Es war schon der dritte Vortrag heute, den sie tapfer über sich ergehen ließ.
Zuerst hatte ein reicher Händler aus dem Süden darüber gesprochen, dass es allen Bevölkerungsschichten zu Gute käme, wenn er und seinesgleichen ihren Gewinn maximierten - immerhin wären sie es, die durch ihre Spenden die Tempel unterhielten, die der allgemeinen Bevölkerung in allen Lebenslagen beistanden.
Dass sie nicht lachte - die meisten Spenden erhielten die Tempel von dankbaren Gläubigen! Die jährliche Großspende war zwar allen bekannt, aber sie bezweifelte sehr, dass sie ausreichte, um die Geweihten ein ganzes Jahr ihrer Arbeit zu ermöglichen.
Der zweite Vortrag wurde von einer Gräfin aus dem Westen des Mittelreichs gehalten, die sich lang und breit darüber ausließ, wie Erziehung die Jugend forme und dass daher Bildung der einzige Weg sei, wie man dem schleichenden Verfall der Kultur Einhalt gebieten könne.
Verfall der Kultur? So ein Unsinn! Wenn es den Leuten nicht gut ging, stahlen sie eben, um zu überleben! Glaubte sie wirklich, täglicher Unterricht würde ihnen zu einem besseren Leben verhelfen? Das konnte man doch nicht essen!
Der aktuelle, dritte Vortrag, kam von einem Fürsten, der die Streitenden Königreiche einen wollte, weil die ständigen Fehden und Scharmützel das Leid der Bevölkerung nur vermehrten.

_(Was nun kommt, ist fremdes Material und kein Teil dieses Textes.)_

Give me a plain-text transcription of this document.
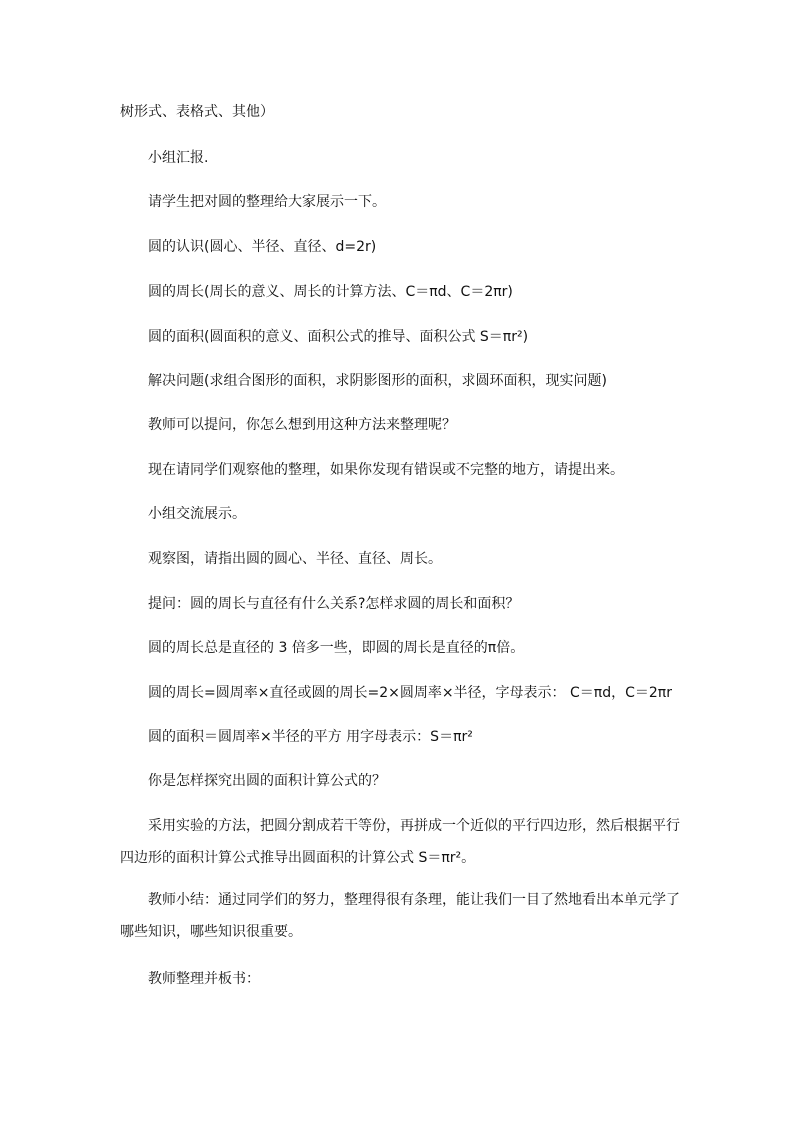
树形式、表格式、其他）
小组汇报.
请学生把对圆的整理给大家展示一下。
圆的认识(圆心、半径、直径、d=2r)
圆的周长(周长的意义、周长的计算方法、C＝πd、C＝2πr)
圆的面积(圆面积的意义、面积公式的推导、面积公式 S＝πr²)
解决问题(求组合图形的面积，求阴影图形的面积，求圆环面积，现实问题)
教师可以提问，你怎么想到用这种方法来整理呢？
现在请同学们观察他的整理，如果你发现有错误或不完整的地方，请提出来。
小组交流展示。
观察图，请指出圆的圆心、半径、直径、周长。
提问：圆的周长与直径有什么关系?怎样求圆的周长和面积？
圆的周长总是直径的 3 倍多一些，即圆的周长是直径的π倍。
圆的周长=圆周率×直径或圆的周长=2×圆周率×半径，字母表示： C＝πd，C＝2πr
圆的面积＝圆周率×半径的平方 用字母表示：S＝πr²
你是怎样探究出圆的面积计算公式的？
采用实验的方法，把圆分割成若干等份，再拼成一个近似的平行四边形，然后根据平行四边形的面积计算公式推导出圆面积的计算公式 S＝πr²。
教师小结：通过同学们的努力，整理得很有条理，能让我们一目了然地看出本单元学了哪些知识，哪些知识很重要。
教师整理并板书：
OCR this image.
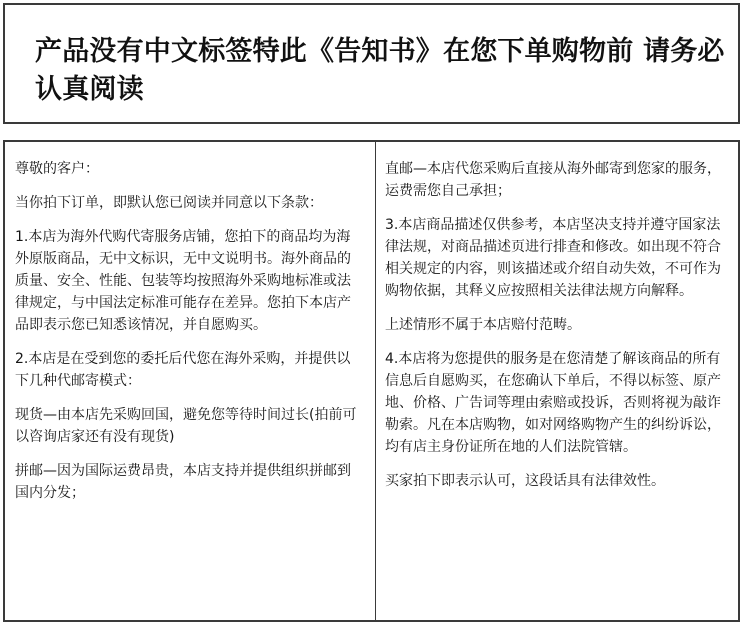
产品没有中文标签特此《告知书》在您下单购物前 请务必认真阅读

尊敬的客户：

当你拍下订单，即默认您已阅读并同意以下条款：

1.本店为海外代购代寄服务店铺，您拍下的商品均为海外原版商品，无中文标识，无中文说明书。海外商品的质量、安全、性能、包装等均按照海外采购地标准或法律规定，与中国法定标准可能存在差异。您拍下本店产品即表示您已知悉该情况，并自愿购买。

2.本店是在受到您的委托后代您在海外采购，并提供以下几种代邮寄模式：

现货—由本店先采购回国，避免您等待时间过长(拍前可以咨询店家还有没有现货)

拼邮—因为国际运费昂贵，本店支持并提供组织拼邮到国内分发；

直邮—本店代您采购后直接从海外邮寄到您家的服务，运费需您自己承担；

3.本店商品描述仅供参考，本店坚决支持并遵守国家法律法规，对商品描述页进行排查和修改。如出现不符合相关规定的内容，则该描述或介绍自动失效，不可作为购物依据，其释义应按照相关法律法规方向解释。

上述情形不属于本店赔付范畴。

4.本店将为您提供的服务是在您清楚了解该商品的所有信息后自愿购买，在您确认下单后，不得以标签、原产地、价格、广告词等理由索赔或投诉，否则将视为敲诈勒索。凡在本店购物，如对网络购物产生的纠纷诉讼，均有店主身份证所在地的人们法院管辖。

买家拍下即表示认可，这段话具有法律效性。
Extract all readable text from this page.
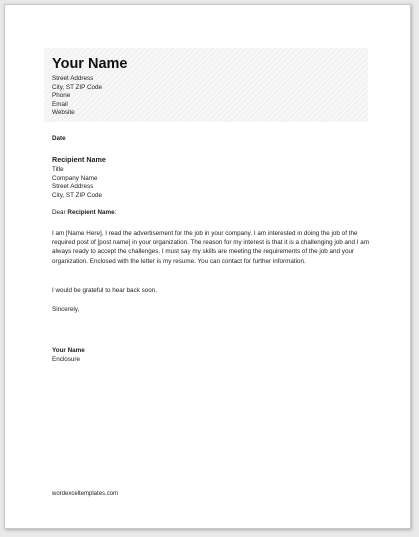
Your Name
Street Address
City, ST ZIP Code
Phone
Email
Website
Date
Recipient Name
Title
Company Name
Street Address
City, ST ZIP Code
Dear Recipient Name:
I am [Name Here]. I read the advertisement for the job in your company. I am interested in doing the job of the required post of [post name] in your organization. The reason for my interest is that it is a challenging job and I am always ready to accept the challenges. I must say my skills are meeting the requirements of the job and your organization. Enclosed with the letter is my resume. You can contact for further information.
I would be grateful to hear back soon.
Sincerely,
Your Name
Enclosure
wordexceltemplates.com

Sie dachte schon, dies sei der erste sinnvolle Beitrag des Abends, einer, der sich wirklich mit dem Thema dieser Veranstaltung beschäftigen würde. Doch als auch er sich in dieselbe geistlose Propaganda für seine eigenen Zwecke verstrickte, dem Machtzuwachs, den eine Vereinigung beider Reiche mit sich brächte, gab sie das Zuhören auf.
Demütig zu Boden blickend schob sie sich mit ihrem Tablett weiter durch die Schar der Zuhörer, die, ohne ihr einen Blick zu schenken, die Erfrischungen an sich nahmen, dann den Rednern zuhörten oder mit anderen über das Gesagte diskutierten.
Waren die Reichen und Mächtigen wirklich so blind, dass sie nicht verstanden, woran es der einfachen Bevölkerung fehlte? Oder waren sie von ihrer eigenen Macht so korrumpiert, dass sie glaubten, ihr Geschwätz würde irgendetwas bedeuten?
Was auch immer sie dachten - sie fand den Diskussionsabend, den der Hesindetempel veranstaltet hatte, gut. Er half tatsächlich - zumindest ihr und einigen ihrer Kollegen, die sie beim unauffälligen Bedienen der illustren Gästeschar entdeckt hatte. Mindestens vier andere hatten sich unter die Diener gemischt.
Aber das machte nichts.
Es waren genug reiche Leute anwesend, um jedem der Taschendiebe ein paar sorglose Tage zu bescheren.